Parkinson’s disease (PD) tends to develop gradually, which is why it may take many months or even years for an individual to go through diagnosis. Making an accurate diagnosis of Parkinson’s, especially in its early stages can be difficult. There must be two of the four main symptoms (Tremors, Bradykinesia, Muscle Rigidity and Postural Instability) present over a period of time for a practitioner to consider a PD diagnosis.
Since there are no standard diagnostic tests for the disease, initiating diagnosis rests on the information provided by the person with Parkinson’s. Ideally, a neurologist who works with nervous system issues and is trained in movement disorders like Parkinson’s should carry out the diagnosis.
A neurologist makes the diagnosis based on physical examination, a detailed medical history, neurological examination and a detailed history of the individual’s current and past medications. During this detailed examination, an individual may be asked to perform certain tasks so that the existing agility of arms and legs, muscle tone, gait and balance can be checked . The neurologist will most likely ask the diagnosee to perform a number of physical exercises to detect any problems with movement. He may check if diagnosee’s expression is animated and arms are observed for tremor (either when they are at rest, or extended). How quickly an individual is able to regain balance or rise from a chair easily are other important factors to consider.
Sometimes, it may take time to diagnose the disease as regular follow-up appointments with neurologists could be recommended.

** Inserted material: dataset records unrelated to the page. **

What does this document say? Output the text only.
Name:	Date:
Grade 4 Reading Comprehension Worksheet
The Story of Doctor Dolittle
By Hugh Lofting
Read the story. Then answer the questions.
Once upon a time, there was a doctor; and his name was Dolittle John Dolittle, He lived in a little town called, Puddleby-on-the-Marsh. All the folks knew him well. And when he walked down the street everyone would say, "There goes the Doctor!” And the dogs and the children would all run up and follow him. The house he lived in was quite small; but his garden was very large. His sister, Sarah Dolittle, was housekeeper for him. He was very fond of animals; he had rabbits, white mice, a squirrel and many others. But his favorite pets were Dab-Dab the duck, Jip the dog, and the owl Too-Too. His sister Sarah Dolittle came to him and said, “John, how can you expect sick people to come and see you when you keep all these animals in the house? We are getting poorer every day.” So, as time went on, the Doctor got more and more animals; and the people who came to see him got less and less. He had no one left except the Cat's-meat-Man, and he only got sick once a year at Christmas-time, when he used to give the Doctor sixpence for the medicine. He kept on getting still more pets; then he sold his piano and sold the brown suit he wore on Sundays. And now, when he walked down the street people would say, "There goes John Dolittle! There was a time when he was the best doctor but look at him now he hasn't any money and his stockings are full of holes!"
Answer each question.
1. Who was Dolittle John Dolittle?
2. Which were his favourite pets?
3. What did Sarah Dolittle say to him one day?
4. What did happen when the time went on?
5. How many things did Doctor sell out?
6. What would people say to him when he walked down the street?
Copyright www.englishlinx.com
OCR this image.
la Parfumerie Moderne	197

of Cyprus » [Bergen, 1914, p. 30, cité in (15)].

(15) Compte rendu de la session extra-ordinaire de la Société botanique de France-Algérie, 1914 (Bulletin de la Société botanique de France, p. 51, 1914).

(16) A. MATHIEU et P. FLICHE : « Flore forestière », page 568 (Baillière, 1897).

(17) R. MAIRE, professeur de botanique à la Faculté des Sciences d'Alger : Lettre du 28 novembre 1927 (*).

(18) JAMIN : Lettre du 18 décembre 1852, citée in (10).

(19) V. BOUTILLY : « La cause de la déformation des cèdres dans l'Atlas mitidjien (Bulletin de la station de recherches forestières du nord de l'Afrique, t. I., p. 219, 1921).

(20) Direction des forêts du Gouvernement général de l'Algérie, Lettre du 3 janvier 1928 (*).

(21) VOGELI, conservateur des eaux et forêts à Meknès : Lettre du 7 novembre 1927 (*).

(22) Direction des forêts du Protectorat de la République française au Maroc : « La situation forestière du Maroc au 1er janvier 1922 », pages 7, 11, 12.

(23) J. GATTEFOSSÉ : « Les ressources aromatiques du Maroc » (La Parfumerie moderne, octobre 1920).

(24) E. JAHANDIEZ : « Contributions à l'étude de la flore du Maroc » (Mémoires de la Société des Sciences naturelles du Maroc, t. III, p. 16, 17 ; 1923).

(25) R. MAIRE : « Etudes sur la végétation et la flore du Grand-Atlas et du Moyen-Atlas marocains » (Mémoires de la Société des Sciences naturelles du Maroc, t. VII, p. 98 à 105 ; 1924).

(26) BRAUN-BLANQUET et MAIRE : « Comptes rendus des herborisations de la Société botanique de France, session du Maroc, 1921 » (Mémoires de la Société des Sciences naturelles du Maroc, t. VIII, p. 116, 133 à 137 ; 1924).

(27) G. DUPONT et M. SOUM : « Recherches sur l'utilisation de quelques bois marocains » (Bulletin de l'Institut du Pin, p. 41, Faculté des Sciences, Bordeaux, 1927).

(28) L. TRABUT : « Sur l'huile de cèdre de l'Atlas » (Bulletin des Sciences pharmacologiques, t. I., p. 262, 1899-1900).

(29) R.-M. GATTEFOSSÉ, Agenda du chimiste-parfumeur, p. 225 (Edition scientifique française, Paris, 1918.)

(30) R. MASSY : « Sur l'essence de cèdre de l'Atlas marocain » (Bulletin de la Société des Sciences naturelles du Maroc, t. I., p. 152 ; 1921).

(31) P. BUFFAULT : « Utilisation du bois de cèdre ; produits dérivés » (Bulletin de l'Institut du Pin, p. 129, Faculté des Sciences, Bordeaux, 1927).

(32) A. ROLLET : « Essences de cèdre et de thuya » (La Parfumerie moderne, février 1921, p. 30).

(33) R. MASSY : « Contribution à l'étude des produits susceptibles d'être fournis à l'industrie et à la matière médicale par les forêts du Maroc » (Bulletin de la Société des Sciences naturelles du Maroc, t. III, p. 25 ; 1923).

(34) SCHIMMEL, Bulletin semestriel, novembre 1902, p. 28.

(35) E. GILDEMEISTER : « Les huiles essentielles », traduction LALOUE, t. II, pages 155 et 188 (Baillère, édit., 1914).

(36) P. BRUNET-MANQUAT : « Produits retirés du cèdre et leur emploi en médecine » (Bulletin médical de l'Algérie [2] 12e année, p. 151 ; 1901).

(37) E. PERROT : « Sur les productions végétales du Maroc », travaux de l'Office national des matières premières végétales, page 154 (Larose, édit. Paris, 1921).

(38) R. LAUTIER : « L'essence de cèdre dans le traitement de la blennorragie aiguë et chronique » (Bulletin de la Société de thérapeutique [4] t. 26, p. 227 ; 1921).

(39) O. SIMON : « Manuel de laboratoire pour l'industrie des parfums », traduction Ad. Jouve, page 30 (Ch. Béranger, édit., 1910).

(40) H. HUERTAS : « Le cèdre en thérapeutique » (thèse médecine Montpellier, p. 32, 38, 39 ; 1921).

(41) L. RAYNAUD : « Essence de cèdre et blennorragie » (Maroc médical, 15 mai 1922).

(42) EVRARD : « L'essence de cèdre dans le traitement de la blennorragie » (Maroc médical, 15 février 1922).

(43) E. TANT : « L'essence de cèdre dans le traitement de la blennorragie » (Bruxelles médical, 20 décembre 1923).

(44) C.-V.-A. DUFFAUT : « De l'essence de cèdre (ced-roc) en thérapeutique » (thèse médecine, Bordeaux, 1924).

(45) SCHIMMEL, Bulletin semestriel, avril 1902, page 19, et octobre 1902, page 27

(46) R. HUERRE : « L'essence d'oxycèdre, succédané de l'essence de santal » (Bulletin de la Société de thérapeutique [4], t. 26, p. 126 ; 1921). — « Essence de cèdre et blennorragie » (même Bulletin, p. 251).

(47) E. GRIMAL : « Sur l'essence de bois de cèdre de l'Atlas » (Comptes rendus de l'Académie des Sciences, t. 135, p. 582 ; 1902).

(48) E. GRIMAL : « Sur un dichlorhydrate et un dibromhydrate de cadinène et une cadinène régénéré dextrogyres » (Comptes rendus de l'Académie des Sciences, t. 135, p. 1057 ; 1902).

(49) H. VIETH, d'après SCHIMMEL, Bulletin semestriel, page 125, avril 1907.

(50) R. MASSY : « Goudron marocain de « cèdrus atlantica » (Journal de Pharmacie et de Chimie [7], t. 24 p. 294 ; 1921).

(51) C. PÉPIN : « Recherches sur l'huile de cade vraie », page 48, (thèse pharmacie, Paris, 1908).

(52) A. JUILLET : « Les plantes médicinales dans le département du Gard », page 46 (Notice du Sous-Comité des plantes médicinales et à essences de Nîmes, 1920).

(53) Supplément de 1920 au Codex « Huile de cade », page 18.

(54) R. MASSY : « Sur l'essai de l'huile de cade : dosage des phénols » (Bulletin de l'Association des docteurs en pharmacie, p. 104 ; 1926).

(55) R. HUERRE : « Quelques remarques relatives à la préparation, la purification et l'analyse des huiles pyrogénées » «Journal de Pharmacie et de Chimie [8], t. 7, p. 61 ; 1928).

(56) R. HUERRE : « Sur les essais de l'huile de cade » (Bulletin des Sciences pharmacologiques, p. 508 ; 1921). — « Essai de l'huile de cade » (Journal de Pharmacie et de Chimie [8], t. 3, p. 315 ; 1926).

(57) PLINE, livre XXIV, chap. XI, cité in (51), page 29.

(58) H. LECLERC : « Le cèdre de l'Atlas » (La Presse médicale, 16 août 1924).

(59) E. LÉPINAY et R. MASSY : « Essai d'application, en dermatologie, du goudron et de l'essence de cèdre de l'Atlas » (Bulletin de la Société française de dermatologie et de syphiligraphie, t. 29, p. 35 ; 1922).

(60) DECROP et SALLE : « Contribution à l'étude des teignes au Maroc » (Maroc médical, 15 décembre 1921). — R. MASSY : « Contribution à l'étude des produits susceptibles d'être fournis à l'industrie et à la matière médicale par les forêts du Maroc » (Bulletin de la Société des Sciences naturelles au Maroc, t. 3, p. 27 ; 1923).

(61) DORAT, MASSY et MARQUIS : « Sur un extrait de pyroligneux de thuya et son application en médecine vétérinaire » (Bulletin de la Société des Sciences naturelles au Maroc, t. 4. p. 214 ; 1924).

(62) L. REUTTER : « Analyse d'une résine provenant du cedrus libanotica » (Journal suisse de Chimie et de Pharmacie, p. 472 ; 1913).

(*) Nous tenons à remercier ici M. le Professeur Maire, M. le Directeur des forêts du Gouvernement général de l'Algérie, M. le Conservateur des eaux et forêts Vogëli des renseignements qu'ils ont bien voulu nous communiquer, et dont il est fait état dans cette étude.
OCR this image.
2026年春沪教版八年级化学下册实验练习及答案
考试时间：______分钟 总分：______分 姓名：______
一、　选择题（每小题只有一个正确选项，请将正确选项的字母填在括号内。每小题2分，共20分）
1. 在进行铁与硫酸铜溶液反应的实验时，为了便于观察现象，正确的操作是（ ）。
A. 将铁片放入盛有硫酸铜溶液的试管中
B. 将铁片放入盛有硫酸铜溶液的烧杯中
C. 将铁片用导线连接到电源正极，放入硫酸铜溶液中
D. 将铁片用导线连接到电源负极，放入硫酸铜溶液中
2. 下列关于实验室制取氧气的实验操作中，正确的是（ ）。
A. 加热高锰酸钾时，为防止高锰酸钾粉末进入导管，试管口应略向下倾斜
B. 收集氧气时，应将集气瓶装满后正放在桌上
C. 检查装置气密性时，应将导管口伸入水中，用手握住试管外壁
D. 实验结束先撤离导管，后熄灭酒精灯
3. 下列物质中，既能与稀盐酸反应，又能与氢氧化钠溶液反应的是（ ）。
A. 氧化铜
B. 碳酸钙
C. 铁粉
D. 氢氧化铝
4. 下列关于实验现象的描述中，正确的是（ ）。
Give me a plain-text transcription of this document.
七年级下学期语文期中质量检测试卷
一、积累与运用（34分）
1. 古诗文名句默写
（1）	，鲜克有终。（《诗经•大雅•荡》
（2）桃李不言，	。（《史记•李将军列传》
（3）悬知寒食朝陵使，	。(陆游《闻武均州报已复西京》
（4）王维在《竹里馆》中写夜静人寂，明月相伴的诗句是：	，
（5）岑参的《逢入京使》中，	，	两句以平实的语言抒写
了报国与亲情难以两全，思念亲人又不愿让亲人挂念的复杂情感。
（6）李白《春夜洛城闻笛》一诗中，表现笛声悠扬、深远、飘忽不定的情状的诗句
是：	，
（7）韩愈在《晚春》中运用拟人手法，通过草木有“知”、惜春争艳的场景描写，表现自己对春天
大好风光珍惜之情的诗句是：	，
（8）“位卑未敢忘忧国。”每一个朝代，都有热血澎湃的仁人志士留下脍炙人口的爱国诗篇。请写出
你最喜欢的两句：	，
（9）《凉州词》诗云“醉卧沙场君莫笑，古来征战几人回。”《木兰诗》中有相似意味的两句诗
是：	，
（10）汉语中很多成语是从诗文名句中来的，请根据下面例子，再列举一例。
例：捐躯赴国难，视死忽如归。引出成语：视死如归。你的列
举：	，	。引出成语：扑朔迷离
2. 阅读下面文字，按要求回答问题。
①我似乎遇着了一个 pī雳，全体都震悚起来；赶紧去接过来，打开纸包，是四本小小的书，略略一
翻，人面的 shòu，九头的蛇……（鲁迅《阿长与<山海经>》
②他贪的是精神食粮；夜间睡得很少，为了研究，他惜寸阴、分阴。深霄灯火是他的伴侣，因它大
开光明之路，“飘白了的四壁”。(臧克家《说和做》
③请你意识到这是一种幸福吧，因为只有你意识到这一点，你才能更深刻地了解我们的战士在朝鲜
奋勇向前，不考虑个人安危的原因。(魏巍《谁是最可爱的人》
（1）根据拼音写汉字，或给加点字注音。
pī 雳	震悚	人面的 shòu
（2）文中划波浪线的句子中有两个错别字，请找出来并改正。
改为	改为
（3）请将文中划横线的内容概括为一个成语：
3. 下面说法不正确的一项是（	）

A neurologist records the exam into a table, called United Parkinson’s Disease Rating Scale (UPDRS) – a universal scale of Parkinson’s symptoms. Through UPDRS, the neurologist is able to track the progression or decline (very rare) of the symptoms.
The Bedside Examination is the first and most important diagnostic tool for an individual suspected of having PD. Some imaging modalities such as Positron Emission Tomography (PET) scan, Magnetic Resonance Imaging (MRI), ultrasound of the brain, Single-Photon Emission Computed Tomography (SPECT) scan, and DaTscan may aid diagnosis. At times, the doctor may also prescribe blood tests to rule out other conditions that could be causing PD-alike symptoms. The additional testing helps the expert exclude other diseases such as stroke or hydrocephalus that mimic the appearance of PD.
Since people with PD don’t make enough of dopamine, the neurologist may ask the diagnosee to try Levodopa or the combination of Carbidopa-Levodopa, which temporarily restores dopamine action in the brain. A person’s good response to Levodopa may support the diagnosis of PD.